Sometimes the progress seems slow. At the beginning of one summer, though, I went to the backyard for one of the first throwing and catching practices of the year. They were much better than I remembered; their skill level was even better than it was end of the previous summer!

Wondering what happened, I told my husband about it. “They got so much better at throwing all of a sudden! I haven’t even been working on it that long!”

Charles’s explanation came immediately. “It’s because of the snowball fights.”

Of course.

Maybe the way to get better at throwing is not so much to “work on” throwing skills. Maybe we should just have snowball fights, and the throwing will improve automatically, almost without thinking about it. Plus, it’s fun.

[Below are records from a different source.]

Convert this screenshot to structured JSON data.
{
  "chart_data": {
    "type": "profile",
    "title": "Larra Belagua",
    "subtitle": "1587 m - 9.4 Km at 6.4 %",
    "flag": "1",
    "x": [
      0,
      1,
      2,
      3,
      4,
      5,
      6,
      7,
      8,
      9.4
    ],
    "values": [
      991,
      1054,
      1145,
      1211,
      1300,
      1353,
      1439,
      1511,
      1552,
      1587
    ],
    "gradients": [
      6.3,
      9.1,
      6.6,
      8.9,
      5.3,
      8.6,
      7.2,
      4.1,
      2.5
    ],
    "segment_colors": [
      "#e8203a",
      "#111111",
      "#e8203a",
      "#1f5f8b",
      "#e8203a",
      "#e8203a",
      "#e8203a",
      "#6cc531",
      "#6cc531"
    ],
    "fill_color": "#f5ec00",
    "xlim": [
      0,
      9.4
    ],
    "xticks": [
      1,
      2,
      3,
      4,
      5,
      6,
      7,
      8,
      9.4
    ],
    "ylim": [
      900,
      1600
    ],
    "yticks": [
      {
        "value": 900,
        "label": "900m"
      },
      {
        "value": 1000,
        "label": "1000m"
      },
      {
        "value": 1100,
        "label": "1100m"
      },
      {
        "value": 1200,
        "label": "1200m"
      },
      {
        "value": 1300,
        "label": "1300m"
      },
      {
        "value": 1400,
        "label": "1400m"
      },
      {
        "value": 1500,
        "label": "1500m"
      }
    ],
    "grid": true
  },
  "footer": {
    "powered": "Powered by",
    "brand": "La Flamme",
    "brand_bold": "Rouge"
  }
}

The Snowball Fight of 2 Peter 1:5-8

For if these qualities are yours and are increasing, they render you neither useless nor unfruitful in the true knowledge of our Lord Jesus Christ.
(2 Peter 1:8)

What?! If something will guarantee my usefulness and fruitfulness, then I want to know what it is!

What, then, are “these qualities”? What is the snowball fight?

Now for this reason also, applying all diligence, in your faith supply moral excellence, and in your moral excellence, knowledge; and in your knowledge, self-control, and in your self-control, perseverance, and in your perseverance, godliness; and in your godliness, brotherly kindness, and in your brotherly kindness, love.
(2 Peter 1:5-7)

Instead of fretting over or “working on” being fruitful, I should focus on “these qualities,” things like

moral excellence,

Then (God help me!), the fruitfulness will follow.

The Snowball Fight of Knowing God

Avoiding sin is the throw-and-catch practice. Knowing God is the snowball fight. Maybe the way to get better at conquering sin is not so much to work on avoiding that sin, gritting my teeth and saying, “I won’t sin, I won’t sin, I won’t sin!” Maybe I should just know God better and better, and overcoming the sin will follow as a natural consequence, almost without thinking about it.

And by this we know that we have come to know Him, if we keep His commandments. The one who says, “I have come to know Him,” and does not keep His commandments, is a liar, and the truth is not in him…

No one who abides in Him sins; no one who sins has seen Him or knows Him.
(1 John 2:3-4 and 3:6)

I think it’s worth a try. Plus, knowing God better is fun.

*Note: If you’ve read my previous post for a book club on writing, you will have noticed that a large part of this post is identical. But the thoughts above on knowing God and 2 Peter 1:8 came before the thoughts on writing. I suppose, if I consider what Laura Boggess said: “Good writing requires living well,” then it’s not surprising that the snowball-fight insights would apply in multiple areas!